Monday, Jun. 11, 1973
Help from Honda
While Detroit's automakers search for ways to reduce the polluting gases produced by the internal-combustion engine, a company best known for its motorcycles may well have found the answer. Japan's Honda Motor Co. plans to begin exporting to the U.S. a 1,600-lb., four-seat car that will easily meet the 1975 emission standards set by the Environmental Protection Agency.
The Japanese auto will be the first production-line car with a "stratified-charge" engine, a modified version of the standard auto engine. That modification, which does not require extensive retooling of production lines, allows the stratified-charge engine to run on mixtures of fuel that are considerably more "lean" (a high ratio of air to gasoline) than standard engines now burn. The result is more complete combustion in the engine's cylinders and the reduction of polluting exhaust gases escaping from the tail pipe.
In Honda's machine--as well as in versions under development by other companies--a mixture of fuel that would ordinarily be too lean to ignite in the cylinder is coaxed into burning by the ignition of an adjoining layer of much richer fuel. To accomplish this stratification of fuel, Honda's engineers added a small combustion chamber, to accommodate the richer mixture, at the top of each cylinder (see diagram); the chamber contains the spark plug and is equipped with its own intake valve.
Spreading Flame. With that addition, the cycle of the stratified-charge engine remains quite similar to the sequence in ordinary internal combustion engines: 1) As the piston descends, a rich fuel mix from one carburetor is injected into the small combustion chamber near the spark plug. A leaner mixture, from a second carburetor, is squirted into the rest of the cylinder. 2) Moving up, the piston compresses both charges, pushing back most of the richer mix that may have seeped into the main chamber. 3) The spark plug fires the rich mix. 4) The rich, burning mix ignites the adjoining lean mix, and the expanding gases push the piston down. 5) Moving up again, the piston forces the spent gases through the open exhaust valve.
Honda engineers insist that the extra carburetor and the additional parts needed to open and close the second intake valve on each cylinder will not add more than 10% to the basic cost of the 65-h.p. engine. Moreover, they point out that the engine does not require special servicing or changes of material to maintain low emission. By contrast, U.S. and other foreign engines will need expensive catalytic converters or thermal reactors to meet 1975 emission standards. The catalytic converters can easily be fouled, have tended to break down in tests and, in any case, must be periodically replaced.

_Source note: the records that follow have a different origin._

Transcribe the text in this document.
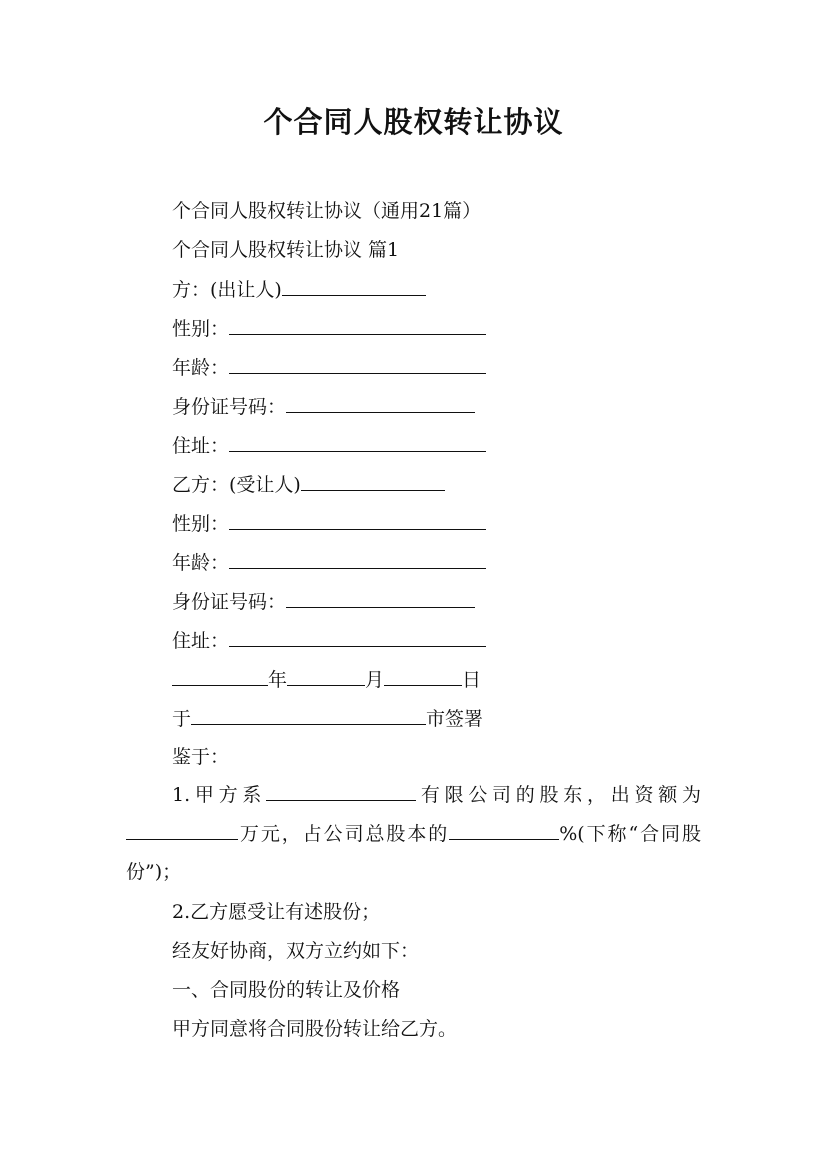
个合同人股权转让协议
个合同人股权转让协议（通用21篇）
个合同人股权转让协议 篇1
方：(出让人)
性别：
年龄：
身份证号码：
住址：
乙方：(受让人)
性别：
年龄：
身份证号码：
住址：
年	月	日
于	市签署
鉴于：
1.甲方系	有限公司的股东，出资额为万元，占公司总股本的	%(下称“合同股份”)；
2.乙方愿受让有述股份；
经友好协商，双方立约如下：
一、合同股份的转让及价格
甲方同意将合同股份转让给乙方。
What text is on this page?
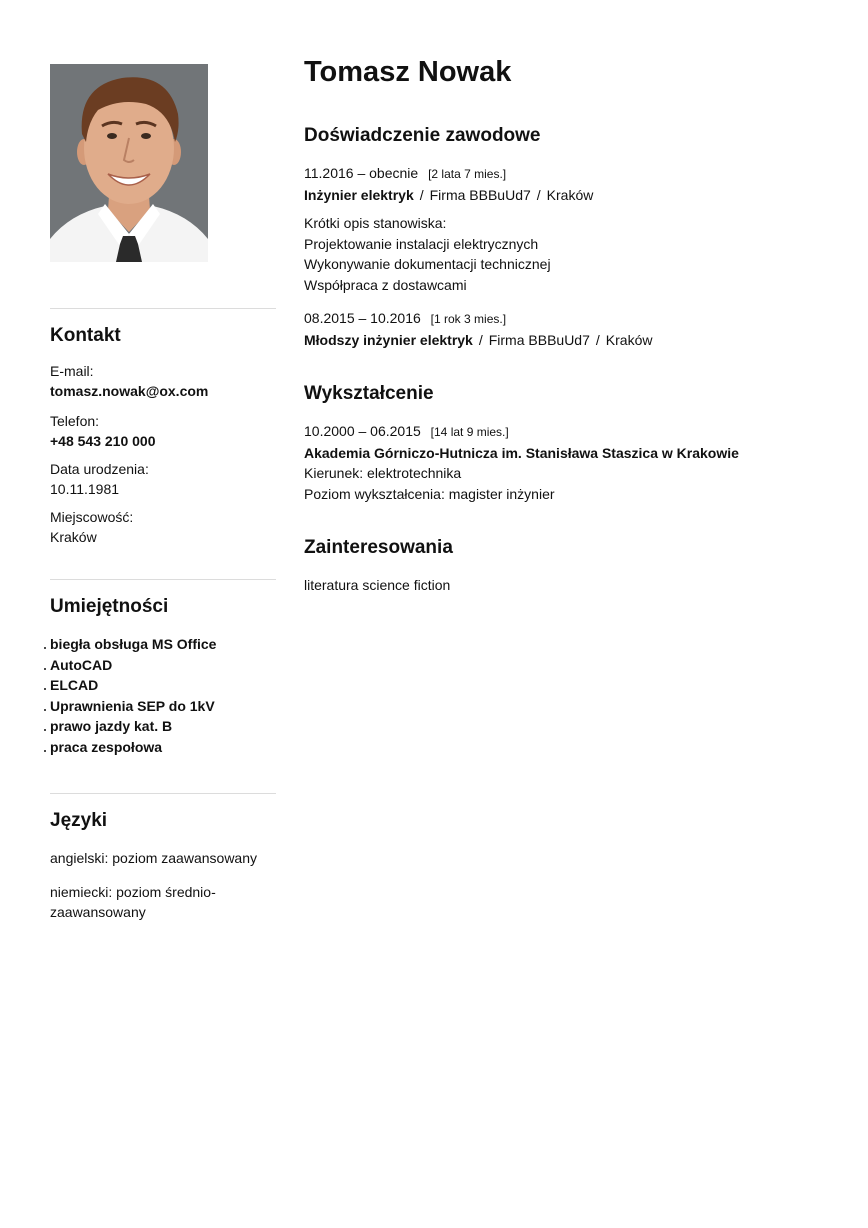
Kontakt
E-mail:
tomasz.nowak@ox.com
Telefon:
+48 543 210 000
Data urodzenia:
10.11.1981
Miejscowość:
Kraków
Umiejętności
biegła obsługa MS Office
AutoCAD
ELCAD
Uprawnienia SEP do 1kV
prawo jazdy kat. B
praca zespołowa
Języki
angielski: poziom zaawansowany
niemiecki: poziom średnio-zaawansowany
Tomasz Nowak
Doświadczenie zawodowe
11.2016 – obecnie [2 lata 7 mies.]
Inżynier elektryk / Firma BBBuUd7 / Kraków
Krótki opis stanowiska:
Projektowanie instalacji elektrycznych
Wykonywanie dokumentacji technicznej
Współpraca z dostawcami
08.2015 – 10.2016 [1 rok 3 mies.]
Młodszy inżynier elektryk / Firma BBBuUd7 / Kraków
Wykształcenie
10.2000 – 06.2015 [14 lat 9 mies.]
Akademia Górniczo-Hutnicza im. Stanisława Staszica w Krakowie
Kierunek: elektrotechnika
Poziom wykształcenia: magister inżynier
Zainteresowania
literatura science fiction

Both the National Academy of Sciences and former Environmental Protection Administrator William Ruckelshaus recently acclaimed the new engine as an important weapon against automotive pollution. Although Detroit automakers have argued that the engine is not yet suitable for standard-size cars, they could well install it in smaller models. Last week General Motors President Edward Cole revealed that GM had expressed interest in ordering as many as 400,000 stratified-charge engines from Honda for the 1975 model year; Honda replied that it had neither "the interest nor capacity" to provide them. GM has now announced an "urgent" program that could place its own version of the engine in "Vega-size cars in the near future."